Believers,
Thank you for coming back. Your faith in my sanity is all I have right now. I've been looking forward to writing again since the last update, but I just haven't been able to collect my thoughts until now.
Today, if I can make it through the story, I want to discuss my friend, Mike Scola. He was just about the only person I was close to in high school, and I've never shared this with anyone for fear of what could happen to me. I believe Mike Scola was murdered here in Pale Forest.
Mike was the son of a paper mill worker like I was, but he was far more outgoing. It was strange that we would be friends, but he said he enjoyed the peculiar way I viewed the world. I was cold towards him at first, but as a teenager I quickly discovered that even I needed someone to talk to occasionally.
We didn't really hang out much, to be honest. He was generally busy with sports or his girlfriend, but we sat at the same table at lunch and would occasionally go to the Fun Lanes. Not many of the teenagers in Pale Forest were interested in bowling, so that was really the only thing we had in common. We'd have a good time there, though, as we were both pretty good (he was slightly better) and the owner would occasionally give us beer even through we were only seventeen. It was generally on the nights when we had alcohol that we'd talk openly. I would complain about politics and other topics too mature for my age, and Mike was content to listen and laugh. He didn't seem to worry about anything, unlike me, which probably made him healthy for me to be around.
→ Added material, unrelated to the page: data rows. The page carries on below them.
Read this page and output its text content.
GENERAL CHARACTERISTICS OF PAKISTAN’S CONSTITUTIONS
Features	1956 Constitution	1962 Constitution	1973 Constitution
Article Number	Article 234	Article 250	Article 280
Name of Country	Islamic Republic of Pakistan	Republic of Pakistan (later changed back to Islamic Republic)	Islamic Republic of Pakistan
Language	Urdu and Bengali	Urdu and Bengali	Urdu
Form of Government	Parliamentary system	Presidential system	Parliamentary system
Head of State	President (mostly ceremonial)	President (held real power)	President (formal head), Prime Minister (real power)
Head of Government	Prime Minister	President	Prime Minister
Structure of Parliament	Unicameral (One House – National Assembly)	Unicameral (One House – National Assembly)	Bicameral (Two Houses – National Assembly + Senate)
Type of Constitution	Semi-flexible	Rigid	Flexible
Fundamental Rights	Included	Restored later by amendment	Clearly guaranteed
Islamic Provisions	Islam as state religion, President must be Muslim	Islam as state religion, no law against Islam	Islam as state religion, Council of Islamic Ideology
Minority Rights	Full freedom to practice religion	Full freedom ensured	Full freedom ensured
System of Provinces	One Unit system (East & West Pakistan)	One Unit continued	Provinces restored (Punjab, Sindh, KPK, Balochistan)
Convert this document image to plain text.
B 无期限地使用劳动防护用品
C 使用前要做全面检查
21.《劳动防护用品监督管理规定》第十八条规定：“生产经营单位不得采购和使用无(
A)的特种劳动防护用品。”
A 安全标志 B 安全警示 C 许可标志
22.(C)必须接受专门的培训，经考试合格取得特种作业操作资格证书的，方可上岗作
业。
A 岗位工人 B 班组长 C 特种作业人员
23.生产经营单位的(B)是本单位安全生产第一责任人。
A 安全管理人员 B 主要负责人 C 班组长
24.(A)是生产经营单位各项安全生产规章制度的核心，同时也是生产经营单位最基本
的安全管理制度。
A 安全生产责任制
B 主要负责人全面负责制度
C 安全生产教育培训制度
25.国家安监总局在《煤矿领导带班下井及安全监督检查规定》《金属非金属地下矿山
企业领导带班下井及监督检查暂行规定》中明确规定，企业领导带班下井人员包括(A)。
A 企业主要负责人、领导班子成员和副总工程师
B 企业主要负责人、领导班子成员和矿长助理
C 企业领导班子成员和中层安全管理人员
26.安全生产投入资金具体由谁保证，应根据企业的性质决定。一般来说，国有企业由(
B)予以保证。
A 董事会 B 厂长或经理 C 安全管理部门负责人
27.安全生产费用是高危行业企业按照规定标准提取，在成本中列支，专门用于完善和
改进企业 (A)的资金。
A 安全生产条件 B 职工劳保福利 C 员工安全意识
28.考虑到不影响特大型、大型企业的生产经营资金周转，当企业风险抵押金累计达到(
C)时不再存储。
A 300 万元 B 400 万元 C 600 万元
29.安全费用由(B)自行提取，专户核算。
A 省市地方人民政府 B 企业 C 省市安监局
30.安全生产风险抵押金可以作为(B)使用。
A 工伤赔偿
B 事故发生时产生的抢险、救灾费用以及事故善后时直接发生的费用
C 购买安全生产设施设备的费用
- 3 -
I remember that his attitude changed towards the middle of our senior year. He suddenly became jittery and easily angered, as if something was constantly bothering him. I asked him on more than one occasion what was the matter, but he declined to say. I later found out that his father was having a hard time at the mill and was coming home drunk and violent and assumed this was the root of the problem.
Eventually Mike's dad lost his job for some reason that was never explained to me. One Saturday night in February, Mike told me he'd be moving. This would be our last bowling trip. I was sad but not devastated. He also apologized for being so moody and then confided in me in a way he never had before.
His new attitude was not, as it turned out, a result of his father's work problems, but instead was owed to him hardly sleeping for weeks. He had been having a reoccurring nightmare for the past several months and it was destroying him. I remember nonchalantly asking what his dreams were about and then instantly regretting it. Mike, though somewhat embarrassed, told me that they always involved being chased by a human sized monster, though he never saw its face. What was always present, however, were its long, thin arms that seemed to be reaching for him as he ran. He was aware that it meant to do him harm, though it had never caught him. He added that the creature did seem to be getting closer with each dream. I remember he shivered several times as he spoke about the thing that "came to him in his sleep". Mike told me he hadn't mentioned the nightmares to anyone else because he was afraid of what people would think if they knew he was having them. High school is a rough place, after all.
We didn't bowl very well that night.
I never told Mike about my own experiences with what sounded like his monster. I wish I had. Three days later Mike disappeared from his bed. It was the night before his family was to move.
The police made a cursory look into the whole thing, but the teachers and students at Pale Forest High School (we still had three schools back then) couldn't wait to point out how angry Mike had been over the past few months. He was eventually ruled a runaway.
When they came to speak to me, I didn't say anything about the dreams. Why would I? I didn't understand, nor did I want to tarnish his memory any more than necessary. I still get sad thinking about Mike, though. And I hope I'm wrong about what happened to him.
I also hope it doesn't happen to me.